歌人の穂村弘さんにお会いした。「歌人」という肩書きの、なんと高貴で知的な響きの漂うことか。

「歌人の穂村です」

そんな自己紹介はされなかったけれど、そう言われたら、私はたちまち「へへー」とひれ伏していただろう。まるで平安時代の貴族と挨拶をしているような気分。ひるがえってこちらは、

「インタビュアーのアガワです」

なんだか軽い。重みが違う。しかも穂村さんはお若い。
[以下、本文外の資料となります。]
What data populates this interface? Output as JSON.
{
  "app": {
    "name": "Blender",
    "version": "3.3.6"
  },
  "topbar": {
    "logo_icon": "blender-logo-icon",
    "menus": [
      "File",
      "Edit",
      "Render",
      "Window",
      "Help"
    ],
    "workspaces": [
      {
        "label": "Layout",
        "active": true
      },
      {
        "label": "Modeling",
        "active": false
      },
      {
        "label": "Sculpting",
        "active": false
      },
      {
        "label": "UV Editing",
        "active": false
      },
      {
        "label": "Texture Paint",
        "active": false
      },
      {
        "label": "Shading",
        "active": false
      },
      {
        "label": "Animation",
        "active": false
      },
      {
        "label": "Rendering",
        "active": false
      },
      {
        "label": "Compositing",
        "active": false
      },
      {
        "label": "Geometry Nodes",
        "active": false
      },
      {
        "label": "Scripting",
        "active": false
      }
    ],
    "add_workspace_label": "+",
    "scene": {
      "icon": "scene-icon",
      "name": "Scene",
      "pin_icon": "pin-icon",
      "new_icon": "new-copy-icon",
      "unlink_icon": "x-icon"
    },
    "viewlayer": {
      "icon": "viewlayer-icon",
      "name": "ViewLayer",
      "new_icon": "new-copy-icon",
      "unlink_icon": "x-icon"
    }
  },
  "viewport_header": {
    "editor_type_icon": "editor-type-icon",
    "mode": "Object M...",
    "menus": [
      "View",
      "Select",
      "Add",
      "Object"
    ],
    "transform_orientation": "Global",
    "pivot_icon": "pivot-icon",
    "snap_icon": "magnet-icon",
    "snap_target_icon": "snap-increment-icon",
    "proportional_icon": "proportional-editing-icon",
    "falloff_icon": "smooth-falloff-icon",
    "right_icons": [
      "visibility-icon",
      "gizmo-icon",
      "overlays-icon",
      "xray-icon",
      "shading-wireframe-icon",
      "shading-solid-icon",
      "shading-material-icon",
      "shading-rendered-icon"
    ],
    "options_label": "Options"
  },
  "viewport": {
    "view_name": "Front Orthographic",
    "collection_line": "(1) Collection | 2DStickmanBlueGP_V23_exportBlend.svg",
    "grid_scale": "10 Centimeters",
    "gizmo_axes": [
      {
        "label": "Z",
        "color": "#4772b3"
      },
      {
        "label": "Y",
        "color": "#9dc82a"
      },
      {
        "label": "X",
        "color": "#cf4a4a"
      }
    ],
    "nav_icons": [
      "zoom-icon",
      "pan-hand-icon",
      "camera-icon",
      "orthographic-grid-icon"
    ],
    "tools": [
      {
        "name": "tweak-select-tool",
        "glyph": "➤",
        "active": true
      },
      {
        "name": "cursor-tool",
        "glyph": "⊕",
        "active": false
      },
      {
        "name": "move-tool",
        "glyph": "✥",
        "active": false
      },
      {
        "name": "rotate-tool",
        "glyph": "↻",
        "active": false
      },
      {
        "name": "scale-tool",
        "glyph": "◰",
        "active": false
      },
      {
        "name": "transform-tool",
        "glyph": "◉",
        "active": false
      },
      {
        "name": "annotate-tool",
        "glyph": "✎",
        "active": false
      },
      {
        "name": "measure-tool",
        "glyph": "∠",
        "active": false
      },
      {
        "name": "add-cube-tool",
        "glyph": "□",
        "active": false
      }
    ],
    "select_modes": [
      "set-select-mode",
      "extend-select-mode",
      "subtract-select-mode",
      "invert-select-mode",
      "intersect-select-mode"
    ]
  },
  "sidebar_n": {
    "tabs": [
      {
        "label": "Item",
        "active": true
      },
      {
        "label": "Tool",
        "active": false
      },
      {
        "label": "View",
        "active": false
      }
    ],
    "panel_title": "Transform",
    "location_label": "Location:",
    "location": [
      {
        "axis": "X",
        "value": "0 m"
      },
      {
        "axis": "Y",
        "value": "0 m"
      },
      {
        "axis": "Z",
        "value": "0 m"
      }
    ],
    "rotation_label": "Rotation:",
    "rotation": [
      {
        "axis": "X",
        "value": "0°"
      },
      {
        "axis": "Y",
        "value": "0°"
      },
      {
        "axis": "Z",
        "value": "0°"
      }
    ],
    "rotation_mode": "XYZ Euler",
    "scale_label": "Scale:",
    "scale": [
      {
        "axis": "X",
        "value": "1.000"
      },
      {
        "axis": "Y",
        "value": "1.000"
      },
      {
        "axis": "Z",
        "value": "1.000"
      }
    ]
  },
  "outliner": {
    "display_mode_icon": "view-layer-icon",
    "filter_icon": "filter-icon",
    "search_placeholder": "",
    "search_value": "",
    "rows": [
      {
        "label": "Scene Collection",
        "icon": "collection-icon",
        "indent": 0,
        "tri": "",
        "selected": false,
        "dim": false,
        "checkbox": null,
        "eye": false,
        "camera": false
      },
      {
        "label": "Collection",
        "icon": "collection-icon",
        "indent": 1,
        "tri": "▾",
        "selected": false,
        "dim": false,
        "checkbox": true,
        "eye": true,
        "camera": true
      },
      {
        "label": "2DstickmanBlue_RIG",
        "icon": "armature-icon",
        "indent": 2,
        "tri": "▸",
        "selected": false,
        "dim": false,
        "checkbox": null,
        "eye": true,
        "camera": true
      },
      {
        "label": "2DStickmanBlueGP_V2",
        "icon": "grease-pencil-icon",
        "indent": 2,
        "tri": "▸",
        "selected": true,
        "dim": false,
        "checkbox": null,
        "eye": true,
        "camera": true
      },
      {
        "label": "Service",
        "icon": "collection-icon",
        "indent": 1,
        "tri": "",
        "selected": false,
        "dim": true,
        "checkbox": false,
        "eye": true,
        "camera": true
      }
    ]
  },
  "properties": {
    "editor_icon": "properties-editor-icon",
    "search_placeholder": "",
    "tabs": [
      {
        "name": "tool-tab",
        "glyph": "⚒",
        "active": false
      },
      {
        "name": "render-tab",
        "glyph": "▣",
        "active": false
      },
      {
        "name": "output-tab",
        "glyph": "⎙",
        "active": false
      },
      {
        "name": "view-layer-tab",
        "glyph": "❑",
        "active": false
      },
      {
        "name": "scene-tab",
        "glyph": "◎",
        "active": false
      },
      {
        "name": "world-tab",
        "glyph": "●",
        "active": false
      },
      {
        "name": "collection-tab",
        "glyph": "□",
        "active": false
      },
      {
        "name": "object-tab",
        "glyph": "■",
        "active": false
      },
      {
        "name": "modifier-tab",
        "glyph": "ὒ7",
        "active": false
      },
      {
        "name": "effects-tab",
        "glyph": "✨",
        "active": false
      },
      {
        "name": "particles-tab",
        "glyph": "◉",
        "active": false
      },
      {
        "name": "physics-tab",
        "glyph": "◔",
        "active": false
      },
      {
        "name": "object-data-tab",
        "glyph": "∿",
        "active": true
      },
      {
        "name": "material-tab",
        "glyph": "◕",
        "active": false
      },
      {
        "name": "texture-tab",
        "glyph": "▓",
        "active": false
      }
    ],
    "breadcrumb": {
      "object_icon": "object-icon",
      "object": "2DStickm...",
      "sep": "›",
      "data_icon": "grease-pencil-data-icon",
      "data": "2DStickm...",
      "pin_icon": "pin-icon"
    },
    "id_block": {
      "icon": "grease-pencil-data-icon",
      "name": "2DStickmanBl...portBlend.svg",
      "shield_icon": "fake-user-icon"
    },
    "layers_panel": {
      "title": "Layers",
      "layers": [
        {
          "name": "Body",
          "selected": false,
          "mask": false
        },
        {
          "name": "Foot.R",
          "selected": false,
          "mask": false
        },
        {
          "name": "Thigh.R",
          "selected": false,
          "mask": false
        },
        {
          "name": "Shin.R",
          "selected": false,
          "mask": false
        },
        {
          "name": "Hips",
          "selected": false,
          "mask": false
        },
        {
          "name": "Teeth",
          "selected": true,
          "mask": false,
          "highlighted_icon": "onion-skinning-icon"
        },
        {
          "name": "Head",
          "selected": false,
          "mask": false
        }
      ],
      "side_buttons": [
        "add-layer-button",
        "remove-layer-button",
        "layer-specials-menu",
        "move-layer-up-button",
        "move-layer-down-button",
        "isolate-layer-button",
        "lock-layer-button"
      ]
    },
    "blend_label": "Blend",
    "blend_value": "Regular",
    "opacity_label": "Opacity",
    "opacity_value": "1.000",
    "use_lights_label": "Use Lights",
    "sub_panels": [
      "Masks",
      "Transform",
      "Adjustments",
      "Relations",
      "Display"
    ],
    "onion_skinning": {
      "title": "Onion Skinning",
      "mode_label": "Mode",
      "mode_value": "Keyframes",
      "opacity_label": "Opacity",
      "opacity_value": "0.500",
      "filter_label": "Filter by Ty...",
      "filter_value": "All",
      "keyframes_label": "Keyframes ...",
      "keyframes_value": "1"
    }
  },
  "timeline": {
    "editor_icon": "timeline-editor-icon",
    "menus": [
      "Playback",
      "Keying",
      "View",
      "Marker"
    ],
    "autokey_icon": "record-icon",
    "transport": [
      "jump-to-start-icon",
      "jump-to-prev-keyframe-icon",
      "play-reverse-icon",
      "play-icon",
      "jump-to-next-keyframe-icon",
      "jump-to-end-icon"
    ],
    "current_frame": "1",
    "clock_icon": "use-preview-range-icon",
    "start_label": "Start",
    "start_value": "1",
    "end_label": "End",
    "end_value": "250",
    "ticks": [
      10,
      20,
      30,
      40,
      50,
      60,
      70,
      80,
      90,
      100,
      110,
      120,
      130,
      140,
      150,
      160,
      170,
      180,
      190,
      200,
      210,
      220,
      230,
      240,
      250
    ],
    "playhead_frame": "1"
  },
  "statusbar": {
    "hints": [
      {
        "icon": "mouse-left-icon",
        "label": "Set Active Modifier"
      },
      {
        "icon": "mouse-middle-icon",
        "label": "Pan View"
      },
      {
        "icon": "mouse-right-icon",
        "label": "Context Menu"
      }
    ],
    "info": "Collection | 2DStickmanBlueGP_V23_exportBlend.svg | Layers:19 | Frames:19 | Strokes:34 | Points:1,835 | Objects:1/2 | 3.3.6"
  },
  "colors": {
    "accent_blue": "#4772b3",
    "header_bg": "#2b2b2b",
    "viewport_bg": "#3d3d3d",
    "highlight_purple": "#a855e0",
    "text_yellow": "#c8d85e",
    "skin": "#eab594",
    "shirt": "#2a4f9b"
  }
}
と感心していたら、58歳と知り、思ったほど若くはないことがわかったけれど、でも「お若いのに……」と言いたい気持はぬぐえない。

歌人と聞くとどうしても、顎鬚を生やし、水のほとりの岩の上に腰をかけ、筆と短冊を手に遠くを静かに見つめる翁の姿が目に浮かぶ。古すぎるか?

たしかに俵万智さんや林あまりさんなど、現代的な女流歌人が現れて人気となって以来、「なんだ、こういう感じで詠めばいいのね」とにわかに短歌が身近な存在(それはあくまで勘違いであるのだけれど)となった感はあるが、そうは言っても簡単に、「じゃ、ちょいと詠んでみようかな」という軽いノリにはなれない。

これが俳句となると、印象が少々変わる。いや、決して軽んじているつもりはないが、俳句のほうがはるかに親しみやすさがある。

五・七・五と五・七・五・七・七。

たった14文字が増えるだけなのに、どうしてこうも遠い存在なのだろう。もちろん俳句も奥が深いのはわかっている。しかし、あまたの俳句挑戦番組や俳句コンテストなどの影響もあってか、季語さえつかんでおけば、初心者でも作れそうな気がしてしまう。現に『プレバト!!』で有名な夏井いつき先生曰く、

「誰でも独り言を呟いたり、こっそり誰かの悪口を言ったりするでしょう。それを五・七にして、その後ろに季語を一つくっつければ、とりあえず俳句になりますよ」

あくまでも初心者のためのコツである。つまり、「ウチのお姑さんは、本当に嫌味を言うのが上手でやんなっちゃう」と思っていたら、たとえばですよ。